Langley used the success of that special to pitch Cops. While most execs wanted the series to include a narrator and/or re-enactments, Langley held to his cinéma vérité concept. The WGA strike of 1988 opened the door to just such concepts, and Rupert Murdoch himself invited Cops onto FOX. As Langley recalled the session where FOX execs watched the pilot episode: “And this guy came in the room and sat in the corner. He looked like an accountant.. the guy in the corner says, ‘Order four of them. Try four.’ And I look over and (Barry) Diller says, ‘Ah, you hush, I’m talking right now.’ And I thought, ‘Well, who’s that guy, the accountant?’ Well, obviously, it turned out that he wasn’t the accountant. It was Rupert Murdoch, but nobody knew who Rupert Murdoch was or what he looked like.”

Cops went on to air more than 1,100 episodes from 1989 to 2020, was canceled by FOX in 2013 and picked up by SPIKE TV (now Paramount), and eventually pulled from Paramount and Paramount+ in June 2020, following the murder of George Floyd.

Among Langley’s other credits: Who Murdered JFK, Terrorism: Target U.S.A.Code 3Anatomy of CrimeVideo Justice, Cop Files, Jail, and Las Vegas Jailhouse.

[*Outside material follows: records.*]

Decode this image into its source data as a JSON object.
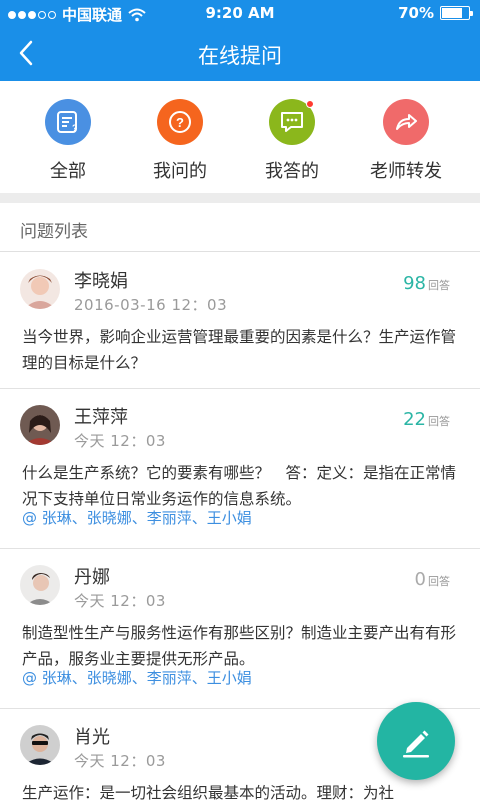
{
  "status": {
    "carrier": "中国联通",
    "time": "9:20 AM",
    "battery": "70%"
  },
  "nav": {
    "title": "在线提问"
  },
  "tabs": [
    {
      "label": "全部",
      "color": "#4a90e2",
      "icon": "list-icon"
    },
    {
      "label": "我问的",
      "color": "#f5651e",
      "icon": "question-icon"
    },
    {
      "label": "我答的",
      "color": "#8bb71c",
      "icon": "chat-icon"
    },
    {
      "label": "老师转发",
      "color": "#f06a6a",
      "icon": "share-icon"
    }
  ],
  "section": {
    "title": "问题列表"
  },
  "questions": [
    {
      "name": "李晓娟",
      "time": "2016-03-16 12：03",
      "count": "98",
      "count_suffix": "回答",
      "text": "当今世界，影响企业运营管理最重要的因素是什么？生产运作管理的目标是什么？",
      "mentions": ""
    },
    {
      "name": "王萍萍",
      "time": "今天 12：03",
      "count": "22",
      "count_suffix": "回答",
      "text": "什么是生产系统？它的要素有哪些？　答：定义：是指在正常情况下支持单位日常业务运作的信息系统。",
      "mentions": "@ 张琳、张晓娜、李丽萍、王小娟"
    },
    {
      "name": "丹娜",
      "time": "今天 12：03",
      "count": "0",
      "count_suffix": "回答",
      "text": "制造型性生产与服务性运作有那些区别？制造业主要产出有有形产品，服务业主要提供无形产品。",
      "mentions": "@ 张琳、张晓娜、李丽萍、王小娟"
    },
    {
      "name": "肖光",
      "time": "今天 12：03",
      "count": "",
      "count_suffix": "",
      "text": "生产运作：是一切社会组织最基本的活动。理财：为社",
      "mentions": ""
    }
  ]
}
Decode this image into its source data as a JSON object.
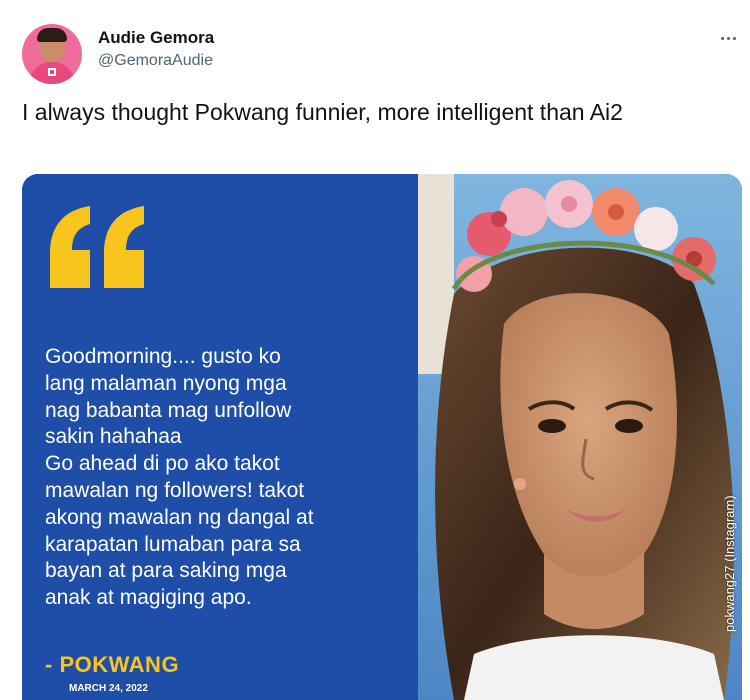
{
  "tweet": {
    "author": {
      "display_name": "Audie Gemora",
      "handle": "@GemoraAudie"
    },
    "more_icon": "more-horizontal-icon",
    "text": "I always thought Pokwang funnier, more intelligent than Ai2"
  },
  "media": {
    "quote_text": "Goodmorning.... gusto ko\nlang malaman nyong mga\nnag babanta mag unfollow\nsakin hahahaa\nGo ahead di po ako takot\nmawalan ng followers! takot\nakong mawalan ng dangal at\nkarapatan lumaban para sa\nbayan at para saking mga\nanak at magiging apo.",
    "quote_author": "- POKWANG",
    "quote_date": "MARCH 24, 2022",
    "photo_credit": "pokwang27 (Instagram)",
    "colors": {
      "panel_blue": "#1e4ea7",
      "quote_yellow": "#f7c51e"
    }
  }
}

But he also produced and directed a Dolph Lundgren workout video; co-created the 2008 sketch comedy series, The Tony Rock Project (which featured early turns by Whitney Cummings and Tiffany Haddish); produced Antoine Fuqua’s film, Brooklyn’s Finest; and created the “Big Red Car” for The Wiggles. He also named his car-racing team after his pioneering TV docuseries.